When it comes to traders’ fears about the spread of coronavirus, actions can speak louder than words (and data). For instance, the Chinese government’s “aggressive” decision to essentially quarantine nearly 50M people and build two new hospitals in record time foreshadowed that the number of infections was likely to get worse before it got better, a dynamic that has played out over the last two weeks.
A similar dynamic is taking place in the oil market today. According to Bloomberg, Chinese demand for oil products has fallen 20% amidst the lockdown; the estimated 3M b/d decline in demand would mark the worst demand shock since the Great Financial Crisis. Meanwhile, a separate Reuters report that OPEC+ is considering a 500k b/d production cut as early as the middle of this month to try to address the steep drop in demand confirms the severity of the issue.

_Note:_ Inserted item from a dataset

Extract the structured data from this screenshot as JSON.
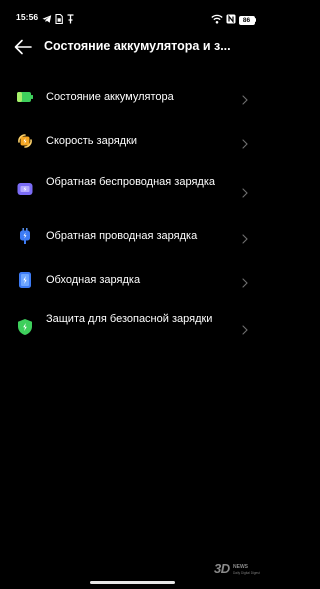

When it comes to oil prices, traders have been selling first and asking questions later. The price of West Texas Intermediate crude oil has collapsed by nearly 25% in less than a month, and despite today’s recovery in other risk assets, WTI continues to probe new lows heading into the close. As the chart below shows, WTI is testing the psychologically-significant $50.00 level, its lowest price in over a year:
Source: TradingView, GAIN Capital.
Over the past 12 months, the $50.00-51.00 corridor has provided support for prices, and with the RSI deeply in oversold territory as of writing, an oversold bounce from these levels cannot be ruled out. That said, until authorities can provably contain the spread of coronavirus, oil traders may look at any near-term rally as a “dead cat bounce” and look to re-enter short positions on any bounce toward the $53.00-54.00 area. Meanwhile, if oil is able to close below $50.00, the next logical level of support would be the 78.6% Fibonacci retracement of the H1 2019 rally near 47.50.